Easy let’s use the correlation coefficient. Then, usually, practice goes that if the correlation coefficient is greater than 0.6 we believe there is a relationship worth further investigation, and/or actions.
There are things to bear in mind when talking correlations though, and in particular that:
The coefficient of correlation only detects linear dependence.
It is important to consider the variables that we have at hand and judge if we generally think that if a relationship exists, that has to be linear.
In several cases this won’t work but with a bit of thinking before just using a line of code things can make more sense.
For example let’s suppose we are pondering an investment into a retail outlet and we want to see if there’s enough population, and not enough competition, in the area to sustain the business. Let’s imagine it is not a simple coffee shop but a rather less common service like, for example, a guitar shop. Now it is the case that we did some research in a similar area and check how many individuals go to a certain guitar shop depending on the distance.
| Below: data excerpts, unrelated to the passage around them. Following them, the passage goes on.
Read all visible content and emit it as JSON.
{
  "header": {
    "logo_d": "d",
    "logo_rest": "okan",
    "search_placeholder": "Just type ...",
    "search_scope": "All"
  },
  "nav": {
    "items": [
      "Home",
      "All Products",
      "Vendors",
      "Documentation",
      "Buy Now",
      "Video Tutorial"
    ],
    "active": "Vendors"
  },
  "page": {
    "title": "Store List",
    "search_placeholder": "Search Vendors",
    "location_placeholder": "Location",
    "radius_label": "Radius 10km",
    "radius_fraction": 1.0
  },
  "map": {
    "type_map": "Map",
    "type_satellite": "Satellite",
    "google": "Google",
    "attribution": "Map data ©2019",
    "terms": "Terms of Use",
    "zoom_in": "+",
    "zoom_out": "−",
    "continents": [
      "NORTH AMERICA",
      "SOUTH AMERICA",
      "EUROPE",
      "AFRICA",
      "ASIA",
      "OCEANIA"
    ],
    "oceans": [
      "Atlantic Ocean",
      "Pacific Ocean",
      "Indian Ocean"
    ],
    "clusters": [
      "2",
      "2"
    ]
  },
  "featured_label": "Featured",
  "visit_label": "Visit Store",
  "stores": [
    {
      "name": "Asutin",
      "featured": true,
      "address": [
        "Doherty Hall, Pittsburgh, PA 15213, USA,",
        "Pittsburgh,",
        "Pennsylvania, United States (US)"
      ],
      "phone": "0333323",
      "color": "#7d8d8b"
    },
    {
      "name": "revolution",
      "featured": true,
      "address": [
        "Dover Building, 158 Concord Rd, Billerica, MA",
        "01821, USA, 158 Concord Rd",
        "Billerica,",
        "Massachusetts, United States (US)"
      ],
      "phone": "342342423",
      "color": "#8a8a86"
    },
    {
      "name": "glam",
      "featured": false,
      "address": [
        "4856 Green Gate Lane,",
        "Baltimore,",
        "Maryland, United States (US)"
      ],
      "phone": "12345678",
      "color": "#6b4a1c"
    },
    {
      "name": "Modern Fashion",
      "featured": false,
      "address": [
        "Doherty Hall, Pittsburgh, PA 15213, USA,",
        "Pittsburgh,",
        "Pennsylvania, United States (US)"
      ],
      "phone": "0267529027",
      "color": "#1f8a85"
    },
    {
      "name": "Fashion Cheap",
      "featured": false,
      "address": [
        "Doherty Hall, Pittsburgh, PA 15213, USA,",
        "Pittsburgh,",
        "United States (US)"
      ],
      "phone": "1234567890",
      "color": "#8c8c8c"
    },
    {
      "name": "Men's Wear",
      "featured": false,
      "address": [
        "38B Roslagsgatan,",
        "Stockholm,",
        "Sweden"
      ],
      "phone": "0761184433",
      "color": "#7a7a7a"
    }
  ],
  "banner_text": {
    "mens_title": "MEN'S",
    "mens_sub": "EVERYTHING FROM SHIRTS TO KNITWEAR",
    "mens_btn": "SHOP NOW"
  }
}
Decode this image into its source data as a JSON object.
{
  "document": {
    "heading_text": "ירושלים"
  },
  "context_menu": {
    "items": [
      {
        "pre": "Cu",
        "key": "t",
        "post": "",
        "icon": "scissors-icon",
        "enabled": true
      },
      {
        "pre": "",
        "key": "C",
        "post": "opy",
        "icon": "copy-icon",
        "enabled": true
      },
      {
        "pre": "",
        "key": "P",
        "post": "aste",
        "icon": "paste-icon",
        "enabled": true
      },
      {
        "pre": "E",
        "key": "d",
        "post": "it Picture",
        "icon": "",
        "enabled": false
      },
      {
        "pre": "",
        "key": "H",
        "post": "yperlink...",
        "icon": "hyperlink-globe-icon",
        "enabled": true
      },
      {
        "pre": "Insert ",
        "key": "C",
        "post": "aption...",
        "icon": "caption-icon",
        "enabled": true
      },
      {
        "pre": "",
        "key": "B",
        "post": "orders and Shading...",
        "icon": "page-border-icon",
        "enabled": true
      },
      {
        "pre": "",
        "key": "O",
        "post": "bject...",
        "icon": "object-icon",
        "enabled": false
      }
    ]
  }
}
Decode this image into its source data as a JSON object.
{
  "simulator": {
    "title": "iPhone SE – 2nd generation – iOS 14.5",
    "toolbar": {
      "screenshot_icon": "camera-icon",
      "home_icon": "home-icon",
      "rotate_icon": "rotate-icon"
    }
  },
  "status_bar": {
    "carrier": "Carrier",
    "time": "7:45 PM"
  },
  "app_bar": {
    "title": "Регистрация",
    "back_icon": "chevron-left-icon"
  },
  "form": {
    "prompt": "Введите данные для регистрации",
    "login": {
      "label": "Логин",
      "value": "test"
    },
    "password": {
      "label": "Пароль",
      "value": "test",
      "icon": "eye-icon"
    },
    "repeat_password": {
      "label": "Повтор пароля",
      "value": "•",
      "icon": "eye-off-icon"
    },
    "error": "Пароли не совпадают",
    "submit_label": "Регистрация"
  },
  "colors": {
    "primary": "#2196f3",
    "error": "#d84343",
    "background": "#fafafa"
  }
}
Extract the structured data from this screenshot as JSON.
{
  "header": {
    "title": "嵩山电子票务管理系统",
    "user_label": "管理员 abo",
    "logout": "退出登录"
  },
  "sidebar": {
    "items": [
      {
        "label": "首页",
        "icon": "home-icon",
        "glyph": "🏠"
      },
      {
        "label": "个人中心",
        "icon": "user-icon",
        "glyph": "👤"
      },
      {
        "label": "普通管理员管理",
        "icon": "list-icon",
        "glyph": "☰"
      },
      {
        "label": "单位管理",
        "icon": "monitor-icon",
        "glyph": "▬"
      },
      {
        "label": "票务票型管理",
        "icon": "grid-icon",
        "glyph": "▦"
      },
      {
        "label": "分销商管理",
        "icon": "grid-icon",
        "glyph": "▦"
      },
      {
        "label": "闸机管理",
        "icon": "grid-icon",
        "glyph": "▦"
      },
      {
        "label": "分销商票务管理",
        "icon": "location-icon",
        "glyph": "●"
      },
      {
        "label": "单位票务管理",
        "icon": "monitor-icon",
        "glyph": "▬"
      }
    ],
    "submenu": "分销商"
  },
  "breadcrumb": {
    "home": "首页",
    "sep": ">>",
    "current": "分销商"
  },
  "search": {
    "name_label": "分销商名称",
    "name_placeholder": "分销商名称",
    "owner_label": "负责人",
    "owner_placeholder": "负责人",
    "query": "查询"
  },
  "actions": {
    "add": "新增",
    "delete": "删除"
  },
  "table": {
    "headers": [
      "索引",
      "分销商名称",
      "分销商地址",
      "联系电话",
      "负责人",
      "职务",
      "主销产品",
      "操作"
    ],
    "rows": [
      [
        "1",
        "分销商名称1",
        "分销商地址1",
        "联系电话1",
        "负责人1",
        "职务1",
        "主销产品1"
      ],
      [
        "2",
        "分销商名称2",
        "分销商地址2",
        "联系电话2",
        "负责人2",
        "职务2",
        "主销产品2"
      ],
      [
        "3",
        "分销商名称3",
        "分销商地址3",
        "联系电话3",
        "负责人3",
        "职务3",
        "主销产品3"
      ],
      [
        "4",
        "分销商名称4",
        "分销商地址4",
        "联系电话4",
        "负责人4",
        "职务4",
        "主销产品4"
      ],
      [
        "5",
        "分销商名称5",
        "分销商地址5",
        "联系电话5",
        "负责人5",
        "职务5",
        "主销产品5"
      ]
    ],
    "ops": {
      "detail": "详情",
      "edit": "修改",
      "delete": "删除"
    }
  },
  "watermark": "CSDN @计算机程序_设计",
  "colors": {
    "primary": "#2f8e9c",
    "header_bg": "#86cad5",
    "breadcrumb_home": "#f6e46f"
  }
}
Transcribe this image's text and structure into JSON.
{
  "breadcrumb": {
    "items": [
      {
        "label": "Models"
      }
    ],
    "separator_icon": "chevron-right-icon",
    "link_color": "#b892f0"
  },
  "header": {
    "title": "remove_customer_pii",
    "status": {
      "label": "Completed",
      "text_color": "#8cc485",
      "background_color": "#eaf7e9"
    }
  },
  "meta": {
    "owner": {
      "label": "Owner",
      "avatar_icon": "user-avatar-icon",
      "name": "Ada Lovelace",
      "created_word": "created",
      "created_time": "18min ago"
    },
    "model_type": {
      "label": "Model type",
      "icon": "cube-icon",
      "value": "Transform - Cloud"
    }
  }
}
After calculating the correlation we don’t see a strong relationship therefore one of the investors seems to push for it on the assumption that it will be possible to attract customers from far away given the nature of the business… distance won’t matter too much.
Or so it seems, but after applying a simple transformation, for example taking the inverse power of the distance we see that the correlation is much higher… How to interpret this?
Well, the solution is simple. The simple distance is linear but the drop in individuals going to the shop is much higher moving from 2 to 4 miles as compared to the drop moving from 1 to 2 miles. This is usually a fact of life and not just for gravity.
In this case it would be easy to spot the transformation that makes it clear to us that the correlation is strong, but what if we are in the presence of more exotic parameters?
One of the options is to normalize the variables to correlate through the Box-Cox transformations. In this way we have the variables being both normal and to some extent linearized. I strongly recommend variables are linearized before trying out correlations that have a strategic weight.
Luckily for us R has a package with the right instruction:
The library is car, and the function to use is powerTransform.
Now I advice you don’t go checking all the correlations that influenced your research decisions in the past using this transformation, you might just find out you were wrong.